In questi giorni ricorre l’anniversario della morte di Giovanni Falcone. Per l’occasione, anche Emilio Giuliana ha voluto sinteticamente dire la sua, scrivendo:
Volevo mettere a conoscenza e riportare alcuni passagi estrapolati dal libro pubblicato qualche anno fa ‘Cose di cosa nostra’ di Giovanni Falcone: un libro che raccoglie delle interviste a Giovanni Falcone fatte dalla giornalista francese Marcelle Padovani.
Capitolo I: Violenze
Il capitolo parla delle nuove armi di cui dispone Cosa nostra, come gli AK-47 o i bazooka e non più la lupara. Poi passa al racconto dei metodi di assassinio dei mafiosi e i grandi omicidi dei boss durante la seconda guerra di mafia. Falcone parla anche dei suoi primi anni in magistratura, quando tutti dicevano che “la mafia non esiste”.
Capitolo II: Messaggi e messaggeri
Giovanni Falcone parla del linguaggio e dei segni usati dai mafiosi, dei riti per accedere all’organizzazione, che guarda caso, sono gli stessi che si usano in Massoneria. Difatti, pochi lo sanno, ma tutti i capi mafia, devono essere massoni. Poi passa a parlare del fenomeno del pentitismo.
Capitolo III: Contiguità
In questo terzo capitolo il giudice procuratore Falcone spiega come la Mafia e la società siciliana siano intrecciate l’un l’altra. Rilevante è una citazione del libro di Tomasi di Lampedusa, nel quale il principe di Salina definisce il popolo siciliano: stanco e vecchio, vecchissimo. Inoltre viene ridefinita il concetto di Cosa Nostra. “Il dialogo Stato/Mafia, con gli alti e bassi tra i due ordinamenti, dimostra chiaramente che Cosa Nostra non è un anti-stato, ma piuttosto un’organizzazione parallela. Sempre in questo capitolo emerge la differenza fra un normale magistrato e Falcone. Falcone nacque a Palermo, in Sicilia. Le origini di Falcone sono le stesse di molti altri uomini d’onore. Durante gli interrogatori, egli sa come affrontarli e come farli parlare mettendoli a proprio agio.
Capitolo IV : Cosa Nostra
Il quarto capitolo espone le caratteristiche di questa istituzione. In Sicilia i mafiosi sono forse più di 5000. Questi però sono scelti dopo una durissima e accurata selezione. L’uomo d’onore, o meglio, il candidato a diventare uomo d’onore deve rispettare delle regole, delle leggi ferree. Alcune: essere violenti, valorosi, capaci di tenere in mano una calibro 38 e di usarla.

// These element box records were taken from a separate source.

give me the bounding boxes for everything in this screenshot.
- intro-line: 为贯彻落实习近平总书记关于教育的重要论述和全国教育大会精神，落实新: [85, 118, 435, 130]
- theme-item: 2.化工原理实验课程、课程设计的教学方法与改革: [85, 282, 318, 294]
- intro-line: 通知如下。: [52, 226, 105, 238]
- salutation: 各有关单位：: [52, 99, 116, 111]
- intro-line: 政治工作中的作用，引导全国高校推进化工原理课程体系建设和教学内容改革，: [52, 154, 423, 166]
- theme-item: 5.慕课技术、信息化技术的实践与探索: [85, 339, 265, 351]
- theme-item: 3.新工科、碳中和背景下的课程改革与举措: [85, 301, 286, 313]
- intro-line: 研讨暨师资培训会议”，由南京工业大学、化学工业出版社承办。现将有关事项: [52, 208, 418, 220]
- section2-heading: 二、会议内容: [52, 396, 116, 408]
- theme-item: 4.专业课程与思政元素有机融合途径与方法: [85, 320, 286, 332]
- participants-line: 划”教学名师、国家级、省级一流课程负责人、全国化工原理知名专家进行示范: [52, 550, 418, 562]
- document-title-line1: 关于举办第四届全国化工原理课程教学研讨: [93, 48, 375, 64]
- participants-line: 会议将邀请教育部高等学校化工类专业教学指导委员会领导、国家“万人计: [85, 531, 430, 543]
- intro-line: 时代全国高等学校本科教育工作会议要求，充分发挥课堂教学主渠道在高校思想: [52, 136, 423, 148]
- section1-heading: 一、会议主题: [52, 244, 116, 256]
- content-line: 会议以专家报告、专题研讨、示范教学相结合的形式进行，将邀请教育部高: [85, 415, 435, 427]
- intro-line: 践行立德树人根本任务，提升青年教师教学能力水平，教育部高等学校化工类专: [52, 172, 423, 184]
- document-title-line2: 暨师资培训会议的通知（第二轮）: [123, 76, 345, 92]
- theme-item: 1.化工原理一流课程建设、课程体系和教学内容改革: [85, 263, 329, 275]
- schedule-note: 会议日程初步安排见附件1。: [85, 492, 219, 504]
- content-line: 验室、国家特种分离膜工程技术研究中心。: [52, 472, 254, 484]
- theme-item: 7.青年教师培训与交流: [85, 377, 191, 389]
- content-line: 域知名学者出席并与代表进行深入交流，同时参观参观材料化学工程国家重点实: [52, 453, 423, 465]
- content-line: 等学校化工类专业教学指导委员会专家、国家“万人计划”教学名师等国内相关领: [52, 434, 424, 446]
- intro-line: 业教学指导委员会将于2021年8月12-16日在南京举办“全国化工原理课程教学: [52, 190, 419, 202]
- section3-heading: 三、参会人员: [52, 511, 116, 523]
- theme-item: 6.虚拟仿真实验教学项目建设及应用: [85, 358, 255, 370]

Capitolo V: Profitti e perdite
Nel capitolo “Profitti e perdite” Falcone parla dei commerci di droga tra Cosa Nostra residente in Sicilia e quella in America, specificandosi poi dei problemi che sorgevano tra queste due, che ormai erano diventate separate una dall’altra.
Capitolo VI: Potere e poteri
L’ultimo capitolo del saggio espone diversi atteggiamenti degli investigatori della mafia che lavoravano con Falcone e anche dei mafiosi. Secondo il giudice, lo Stato aveva le capacità di combattere i criminali mafiosi, ma non ci riusciva in quanto li vedeva più pericolosi. L’arresto e le confessioni di diversi mafiosi però convinse lo Stato a paragonarli a semplici criminali portando Falcone a dire “In Sicilia la mafia colpisce i servitori dello Stato che lo Stato non è riuscito a proteggere”.
Concludo, con il pensiero di Falcone che più mi ha colpito.
« “L’unico tentativo serio di lotta alla mafia fu quello del prefetto Mori, durante il Fascismo, mentre dopo, lo Stato ha sminuito, sottovalutato o semplicemente colluso.. Sfidiamo gli antifascisti a negare che la mafia ritornò trionfante in Sicilia ed in Italia al seguito degli “Alleati” e degli antifascisti, in ricompensa dell’aiuto concreto che essa fornì per lo sbarco e la conquista dell’isola!” »
Onore a Falcone pace alla sua anima.